Though the exact reason for the aggression still isn’t fully understood, Chris noticed the shift when he started gaining notoriety for his artistic talents in some of the more affluent circles of the community. The abuse continued to escalate over the course of several weeks and Chris soon realized that the seriousness of the problem had reached a critical level.



“I was informed [by a reliable source] that there was a plan to kill me,” he said. “It was frightening, but also heartbreaking because you think you can trust people at church. I ended up having to escape for my life.”

Chris, and a woman he described as his “spiritual mother,” ended up fleeing what they believe was a religious cult. The two abruptly abandoned their lives, homes, and jobs and tried everything possible to disappear.

“I didn’t tell anyone where I was going, not even my family,” he said. “We were on pins and needles all the time. We were constantly looking over our shoulders to see if we were being setup in any type of way. It caused a lot of paranoia.”

Chris with his paint brushes

The terrified travelers sought temporary asylum in various hotels while trying to formulate at long-term plan, but the expense soon emptied their bank accounts and ultimately left them living in a car.

Desperate for a more stable solution, Chris eventually reached out to a fire station in Brookwood where he thought they could find food and shelter. It was a firefighter that told them about the Jimmie Hale Mission.

“I called over here and they said to come in,” he recalled. “I got in the program at [the Sheprua Men’s Center] and my spiritual mother went to Jessie’s Place. She stayed there for about six months before getting her own place and I’ve been here ever since.”

Chris completed the first two phases of the program over nine months and was later hired at the Bargain Center warehouse.

For months, he wouldn’t let anyone know he was an artist, but all of that changed one afternoon when he mentioned his passion for drawing to a supervisor whose wife was into the arts. After bringing in some portfolio samples upon request, it quickly became known among the staff at the Mission that Chris was indeed an exceptional talent.

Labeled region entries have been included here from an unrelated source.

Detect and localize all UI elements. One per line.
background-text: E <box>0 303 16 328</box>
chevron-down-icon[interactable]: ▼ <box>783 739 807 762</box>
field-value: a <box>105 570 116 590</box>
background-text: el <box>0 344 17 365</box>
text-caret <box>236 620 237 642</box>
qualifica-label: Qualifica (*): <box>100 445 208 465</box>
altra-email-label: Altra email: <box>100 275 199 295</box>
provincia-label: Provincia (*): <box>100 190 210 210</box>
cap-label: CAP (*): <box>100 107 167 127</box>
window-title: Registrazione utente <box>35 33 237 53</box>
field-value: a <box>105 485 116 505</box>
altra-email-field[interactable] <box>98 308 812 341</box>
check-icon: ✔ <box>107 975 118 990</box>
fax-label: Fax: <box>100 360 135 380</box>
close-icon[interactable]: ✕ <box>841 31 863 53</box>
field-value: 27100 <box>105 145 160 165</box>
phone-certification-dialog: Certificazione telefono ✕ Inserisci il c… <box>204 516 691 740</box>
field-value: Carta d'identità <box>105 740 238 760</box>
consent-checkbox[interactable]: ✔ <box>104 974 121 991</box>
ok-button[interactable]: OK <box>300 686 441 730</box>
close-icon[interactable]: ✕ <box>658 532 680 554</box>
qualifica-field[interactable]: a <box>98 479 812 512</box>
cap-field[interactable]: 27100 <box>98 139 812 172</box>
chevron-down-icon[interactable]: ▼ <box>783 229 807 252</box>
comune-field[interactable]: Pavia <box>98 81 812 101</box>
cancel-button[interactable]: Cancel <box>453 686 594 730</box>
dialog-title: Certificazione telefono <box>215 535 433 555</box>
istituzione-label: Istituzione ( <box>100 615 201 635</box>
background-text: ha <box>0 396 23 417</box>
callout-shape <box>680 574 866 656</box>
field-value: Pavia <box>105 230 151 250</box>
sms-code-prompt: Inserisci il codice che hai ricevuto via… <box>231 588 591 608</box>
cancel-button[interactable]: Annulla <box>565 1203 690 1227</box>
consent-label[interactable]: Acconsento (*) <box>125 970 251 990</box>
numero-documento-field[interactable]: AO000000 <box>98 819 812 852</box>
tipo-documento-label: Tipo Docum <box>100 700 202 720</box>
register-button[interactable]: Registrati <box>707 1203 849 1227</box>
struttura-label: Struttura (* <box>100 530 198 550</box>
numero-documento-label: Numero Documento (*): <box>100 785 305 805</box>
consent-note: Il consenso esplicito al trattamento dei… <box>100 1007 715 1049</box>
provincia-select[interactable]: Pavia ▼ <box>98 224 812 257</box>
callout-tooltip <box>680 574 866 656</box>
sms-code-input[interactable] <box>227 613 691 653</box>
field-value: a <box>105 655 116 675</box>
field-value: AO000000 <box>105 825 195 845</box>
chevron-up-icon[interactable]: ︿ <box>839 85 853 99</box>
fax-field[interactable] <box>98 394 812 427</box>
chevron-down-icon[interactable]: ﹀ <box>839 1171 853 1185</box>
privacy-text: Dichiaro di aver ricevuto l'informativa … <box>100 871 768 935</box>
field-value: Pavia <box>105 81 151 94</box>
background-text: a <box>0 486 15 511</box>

“They showed some of my work to Sharon in human resources and she reached out to me,” he said. “She commented on me potentially doing some work for the [Men’s] Center and Jessie’s Place and now that’s becoming a reality.

Chris confided that though the Mission has become his home, the transition from refugee to stability wasn’t an easy one.

Chris at the window

“This place has provided a healing experience for me on the spiritual side,” Chris said. “When I first got here I was very timid; very shaky. I was constantly worried about them finding me. At first I didn’t trust going back to church. I didn’t trust leadership. I didn’t know if I could really trust again. It took a lot for me to rebuild trust, but over time I did and could even share my experience. I’ve come a long way over these last two years.”

In addition to providing several original pieces for the Mission’s Christmas campaign, Chris is also collaborating with program director LaTonya Melton on a mural for Jessie’s Place.

This door was open when others weren’t open to me.

“These projects are a way for me to give back,” he said. “This door was open when others weren’t open to me. This is a way I can give back using the gifts that I have.”

Other examples of Chris’ artwork may soon be on display at the Birmingham Museum of Art. He is also an accomplished jazz and gospel singer and frequents establishments throughout the city showcasing the vocal side of his talent range.

His goal is to eventually open his own art business and help others hone their craft. “I’d like to teach art,” Chris said. “That’s my passion and something I’d love to do.”